Tommy guckte sie verdutzt an.

»Nicht vor dem sechsten Date.«

»Warum denn das?«, platzte es aus ihm heraus.

»Weil nette Mädchen das nicht machen … nicht so schnell.«

Tommy warf den Kopf in den Nacken und brüllte vor Lachen. »Und das wollen wir Männer, ja?
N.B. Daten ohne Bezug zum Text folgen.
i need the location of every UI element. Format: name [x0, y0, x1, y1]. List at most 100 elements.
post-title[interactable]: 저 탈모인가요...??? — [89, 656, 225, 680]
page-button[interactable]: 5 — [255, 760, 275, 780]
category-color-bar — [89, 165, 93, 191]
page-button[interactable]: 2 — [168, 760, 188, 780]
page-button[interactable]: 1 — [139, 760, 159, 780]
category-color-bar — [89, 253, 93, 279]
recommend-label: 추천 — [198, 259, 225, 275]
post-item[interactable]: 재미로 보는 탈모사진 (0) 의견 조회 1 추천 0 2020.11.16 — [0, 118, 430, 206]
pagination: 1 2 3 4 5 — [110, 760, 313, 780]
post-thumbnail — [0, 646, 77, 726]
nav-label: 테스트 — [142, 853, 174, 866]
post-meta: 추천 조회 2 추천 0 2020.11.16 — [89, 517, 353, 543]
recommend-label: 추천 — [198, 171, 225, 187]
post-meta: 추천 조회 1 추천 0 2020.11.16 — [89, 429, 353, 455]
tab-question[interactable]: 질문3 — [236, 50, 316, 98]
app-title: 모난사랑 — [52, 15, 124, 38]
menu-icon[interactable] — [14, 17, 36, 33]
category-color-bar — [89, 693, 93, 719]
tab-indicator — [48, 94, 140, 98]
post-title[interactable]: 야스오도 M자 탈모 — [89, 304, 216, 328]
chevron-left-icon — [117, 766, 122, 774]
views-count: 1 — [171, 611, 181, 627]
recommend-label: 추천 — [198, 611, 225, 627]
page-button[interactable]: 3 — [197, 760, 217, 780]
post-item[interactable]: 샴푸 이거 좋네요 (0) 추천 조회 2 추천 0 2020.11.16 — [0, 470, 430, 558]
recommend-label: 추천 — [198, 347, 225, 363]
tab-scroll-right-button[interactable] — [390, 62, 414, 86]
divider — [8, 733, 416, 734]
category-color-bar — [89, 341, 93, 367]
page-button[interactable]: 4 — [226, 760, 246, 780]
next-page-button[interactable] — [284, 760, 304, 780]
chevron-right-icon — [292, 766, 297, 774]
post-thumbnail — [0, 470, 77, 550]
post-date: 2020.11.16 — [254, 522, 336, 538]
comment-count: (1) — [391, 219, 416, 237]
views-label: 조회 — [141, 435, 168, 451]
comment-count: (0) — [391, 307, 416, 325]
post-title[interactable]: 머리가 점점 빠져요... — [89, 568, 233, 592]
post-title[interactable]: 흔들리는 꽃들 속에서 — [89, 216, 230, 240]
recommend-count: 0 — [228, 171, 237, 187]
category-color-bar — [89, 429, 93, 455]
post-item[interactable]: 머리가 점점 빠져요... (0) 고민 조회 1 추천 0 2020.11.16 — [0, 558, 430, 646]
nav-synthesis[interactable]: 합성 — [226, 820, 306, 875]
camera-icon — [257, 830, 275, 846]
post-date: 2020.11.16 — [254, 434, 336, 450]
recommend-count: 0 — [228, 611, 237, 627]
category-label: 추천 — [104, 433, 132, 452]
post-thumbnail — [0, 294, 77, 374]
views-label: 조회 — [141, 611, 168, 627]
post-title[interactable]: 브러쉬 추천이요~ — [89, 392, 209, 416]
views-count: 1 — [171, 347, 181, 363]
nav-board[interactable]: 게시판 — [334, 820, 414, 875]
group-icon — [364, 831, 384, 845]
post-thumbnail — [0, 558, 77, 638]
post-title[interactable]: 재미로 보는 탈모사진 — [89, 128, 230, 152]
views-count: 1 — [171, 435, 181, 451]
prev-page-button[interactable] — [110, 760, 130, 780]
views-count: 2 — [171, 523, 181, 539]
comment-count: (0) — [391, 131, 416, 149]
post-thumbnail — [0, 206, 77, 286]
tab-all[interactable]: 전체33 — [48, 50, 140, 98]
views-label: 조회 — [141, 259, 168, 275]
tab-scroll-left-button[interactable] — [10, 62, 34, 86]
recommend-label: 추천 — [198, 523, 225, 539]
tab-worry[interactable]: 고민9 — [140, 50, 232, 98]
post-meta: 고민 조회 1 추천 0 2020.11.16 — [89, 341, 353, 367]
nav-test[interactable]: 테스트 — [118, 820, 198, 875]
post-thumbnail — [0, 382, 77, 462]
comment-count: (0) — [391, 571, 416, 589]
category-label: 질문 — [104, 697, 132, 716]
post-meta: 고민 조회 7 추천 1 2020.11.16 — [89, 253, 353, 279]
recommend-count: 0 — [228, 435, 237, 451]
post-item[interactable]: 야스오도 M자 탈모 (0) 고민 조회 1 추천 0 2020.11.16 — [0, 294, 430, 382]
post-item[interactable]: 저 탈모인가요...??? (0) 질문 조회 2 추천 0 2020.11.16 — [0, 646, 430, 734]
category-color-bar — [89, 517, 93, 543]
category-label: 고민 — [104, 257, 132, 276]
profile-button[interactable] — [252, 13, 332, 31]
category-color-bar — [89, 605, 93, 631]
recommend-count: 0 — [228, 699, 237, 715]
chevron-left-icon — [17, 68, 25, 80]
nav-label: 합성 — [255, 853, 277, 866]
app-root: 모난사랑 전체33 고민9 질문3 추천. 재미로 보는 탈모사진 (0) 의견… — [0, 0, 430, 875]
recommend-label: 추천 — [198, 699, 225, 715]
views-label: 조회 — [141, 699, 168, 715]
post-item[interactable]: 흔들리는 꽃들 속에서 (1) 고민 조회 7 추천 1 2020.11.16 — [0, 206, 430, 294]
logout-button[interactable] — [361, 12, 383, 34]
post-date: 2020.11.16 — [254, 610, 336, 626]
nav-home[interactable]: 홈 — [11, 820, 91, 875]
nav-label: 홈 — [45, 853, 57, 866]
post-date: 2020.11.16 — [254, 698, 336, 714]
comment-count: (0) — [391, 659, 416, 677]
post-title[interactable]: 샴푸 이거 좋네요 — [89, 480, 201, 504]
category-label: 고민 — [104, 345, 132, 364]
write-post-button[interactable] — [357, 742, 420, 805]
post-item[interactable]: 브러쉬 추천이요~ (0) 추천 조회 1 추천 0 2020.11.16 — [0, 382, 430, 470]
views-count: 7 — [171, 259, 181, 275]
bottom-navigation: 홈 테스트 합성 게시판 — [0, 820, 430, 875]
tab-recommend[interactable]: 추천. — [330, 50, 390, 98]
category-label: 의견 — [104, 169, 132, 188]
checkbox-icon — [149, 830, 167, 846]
Nette Mädels?«

»Nein!«, entgegnete Kate spröde. »Ihr wollt böse Mädels, die sofort mit euch ins Bett gehen.«

Tommy stützte sich auf den Ellbogen und schaute sie durchdringend an.

»Willst du mir damit sagen, deine Strategie Männer betreffend war bisher die, ihnen nicht zu geben, was sie wollen?«

»Irgendwann bekommen sie es natürlich doch«, argumentierte Kate. »Aber Männer respektieren Frauen eher, wenn sie sie warten lassen. Und außerdem ist Vorfreude die schönste Freude. Man nennt das Belohnungsaufschub.«

»Also darum warst du so lange Single!«, rief Tommy lachend. »Kate, glaub mir, so kompliziert sind wir Männer nicht! Unsere Aufmerksamkeitsspanne entspricht der eines Goldfischs. Wenn wir zu lange auf etwas warten müssen, vergessen wir, worauf wir es eigentlich abgesehen hatten. Darum haben wir auch so eine innige Beziehung zu unserer Fernbedienung. Sonst hätten wir schon vergessen, warum wir eigentlich aufgestanden sind, noch ehe wir beim Fernseher angekommen sind.«

Kate schaute ihn verdutzt an.

»Aber wenn du eine Frau wirklich willst, dann vergisst du das doch nicht so schnell«, erklärte sie beharrlich. »Im Gegenteil, du willst sie umso mehr, weil du sie nicht sofort bekommst.«

»Du spinnst ja!« Lachend drehte sich Tommy um. »Das weißt du aber selbst, oder?«

Kate erstarrte vor Schreck, und Panik machte sich in ihr breit. Sie hatte sich ihm doch viel zu früh körperlich hingegeben, und nun hatte sie sich auch noch zum Affen gemacht, weil sie ihm von ihren Überlegungen erzählt hatte.

»Habe ich es versaut?«, fragte sie nervös.

»Muss ich mit den versauten Sachen nicht bis zum siebten Date warten?«

»Hey!«, rief Kate lachend und warf ihr Kissen nach ihm.

»Wie gut, dass ich immer schon eine Schwäche für verrückte Hühner hatte, hm?«, zog Tommy sie auf, streckte sich quer auf dem Bett aus und zog Kate zu sich heran. »Vor allem für verrückte Hühner, die so leicht zu haben sind.«

Und dann schlang er die Arme um sie.